While the recently passed Farm Bill continues to provide unlimited farm program payments and crop insurance premium subsidies to the nation’s largest and wealthiest mega-farms, there are some things that the legislation does – or more aptly, does not do – that merit mention. As the Farm Bill Conference Committee made an 11th hour deal to move the Farm Bill forward, changes to two major livestock market reforms were notably absent.
Meatpacking companies and their allies such as the National Pork Producers Council, lobbied hard through the very end to strip the Secretary of Agriculture’s ability to write rules under the Packers and Stockyards Act that would provide some protections for livestock and poultry producers. And the same industry groups fought to prevent the strong 2013 rules regarding country of origin labeling (COOL) of meat and other food products from being enacted.

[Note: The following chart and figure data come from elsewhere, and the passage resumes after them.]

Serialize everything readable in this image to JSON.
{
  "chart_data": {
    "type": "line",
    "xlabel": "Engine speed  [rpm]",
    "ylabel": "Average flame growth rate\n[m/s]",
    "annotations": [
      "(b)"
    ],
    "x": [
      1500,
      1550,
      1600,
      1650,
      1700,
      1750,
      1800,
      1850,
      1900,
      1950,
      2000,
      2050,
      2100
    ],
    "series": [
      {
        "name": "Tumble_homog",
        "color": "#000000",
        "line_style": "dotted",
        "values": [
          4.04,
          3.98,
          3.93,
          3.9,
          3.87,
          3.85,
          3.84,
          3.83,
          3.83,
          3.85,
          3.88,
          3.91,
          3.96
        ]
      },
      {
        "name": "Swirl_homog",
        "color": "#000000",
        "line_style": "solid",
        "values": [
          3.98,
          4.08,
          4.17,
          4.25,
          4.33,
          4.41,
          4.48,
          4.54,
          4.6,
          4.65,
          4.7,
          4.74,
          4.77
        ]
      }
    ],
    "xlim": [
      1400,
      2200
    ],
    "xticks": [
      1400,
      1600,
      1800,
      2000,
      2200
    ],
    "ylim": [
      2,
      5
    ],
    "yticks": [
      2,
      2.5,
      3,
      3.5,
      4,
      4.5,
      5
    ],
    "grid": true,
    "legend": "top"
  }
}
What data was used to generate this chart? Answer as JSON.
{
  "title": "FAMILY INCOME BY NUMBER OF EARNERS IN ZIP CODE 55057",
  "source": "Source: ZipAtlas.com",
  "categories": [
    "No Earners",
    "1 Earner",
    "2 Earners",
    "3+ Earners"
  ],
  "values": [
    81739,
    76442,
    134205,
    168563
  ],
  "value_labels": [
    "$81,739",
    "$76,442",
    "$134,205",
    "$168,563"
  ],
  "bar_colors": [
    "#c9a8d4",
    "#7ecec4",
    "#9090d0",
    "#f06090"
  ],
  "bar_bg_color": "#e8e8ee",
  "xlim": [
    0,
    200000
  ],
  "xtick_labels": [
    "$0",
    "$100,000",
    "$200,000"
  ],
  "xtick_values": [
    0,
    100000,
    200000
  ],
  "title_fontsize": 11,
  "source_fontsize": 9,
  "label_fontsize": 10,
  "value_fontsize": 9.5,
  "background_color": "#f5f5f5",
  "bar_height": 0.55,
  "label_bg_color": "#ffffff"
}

This was a David and Goliath tale with scores of farm, ranch, rural, and consumer groups – including the Center for Rural Affairs – working together to win the day over well-heeled industry lobbyists. Of course, we will need to remain ever vigilant, especially in the Congressional appropriations process. That’s where industry lobbyists have secured legislative riders that prohibited USDA from completing much-needed rules to protect farmers and ranchers from undue, unjust. and discriminatory tactics use by large, multinational meatpacking corporations.
A bill introduced last month in the Nebraska Legislature, LB 942, would remove the restriction on packer ownership of hogs in Nebraska. Clearly, the bill intends to grease the skids for corporate hog production in Nebraska, under the logic that hog production is already significantly vertically integrated. However, as we’ve said many times, in a world where packers own all the livestock, what place is there for farmers and ranchers? Nebraskans should reject LB 942.